„Was fassest du nicht?“ fragte Nellie.

„Nun, ich fasse nicht,“ sagte Ilse, „wie du dir so viel gefallen lassen kannst von deinem Manne. Das ist mir rein unbegreiflich.“

„Du bist noch eine kleine unverständliche Person,“ gab Nellie zur Antwort. „Du wirst auch noch lernen zu schweigen, wenn dein Mann mal bös ist.“

„Das werde ich nie, niemals!“ beteuerte Ilse lebhaft.

„Du wirst,“ fiel ihr Nellie entschieden ins Wort. „Fred hat oft viel Ärger mit die Jungens in der Schule und wenn er nach Hause kommt, darf ihn sein kleine Frau nicht auch ärgern. Heute hat er so große Verdruß gehabt, das arme Mann.
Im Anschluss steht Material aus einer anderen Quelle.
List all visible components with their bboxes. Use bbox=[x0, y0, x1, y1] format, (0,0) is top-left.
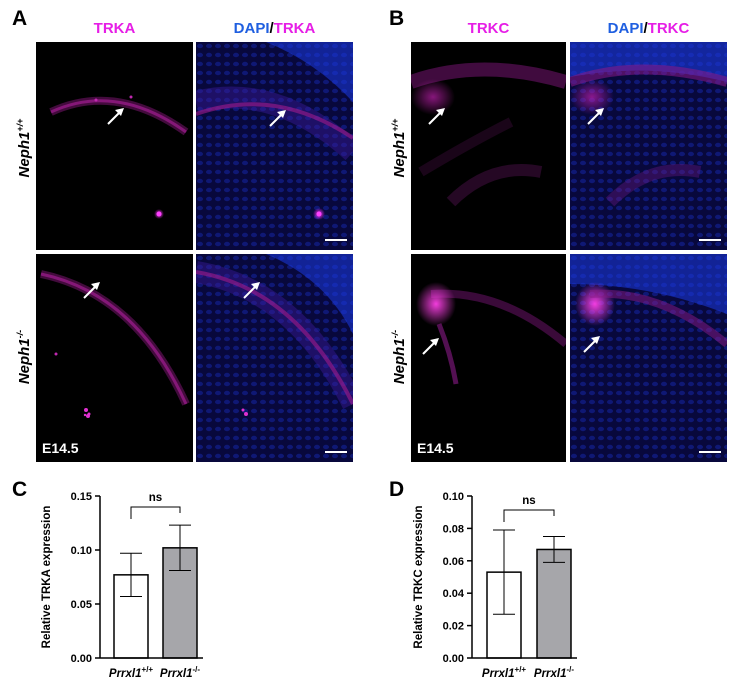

Du bist noch so jung, Kindchen, du verstehst noch nix von die Ehe, von das Benehmen der Frau gegen ihre Mann.“

Ilse lachte! „Das ist himmlisch! Du bist gerade zwei Jahre älter als ich und tust immer, als wenn du meine Großmutter wärst.“

„O, ich habe Erfahrung,“ rief Nellie, „und kenne die Welt mit die Menschen besser als du, Baby.“

„Ja, du bist meine einzige kluge Nellie,“ sagte Ilse, [pg 85]sie umschlingend. „Aber wenn dein Mann mal wieder böse gegen dich ist, bekommt er es mit mir zu tun.“

Nellie hatte sie durch ihre Worte zwar nicht bekehrt, und sie gab ihr nicht recht, denn sie wollte nicht die Sklavin ihres Mannes werden, aber im Grunde ihres Herzens bewunderte sie doch die Freundin und ihre Selbstbeherrschung.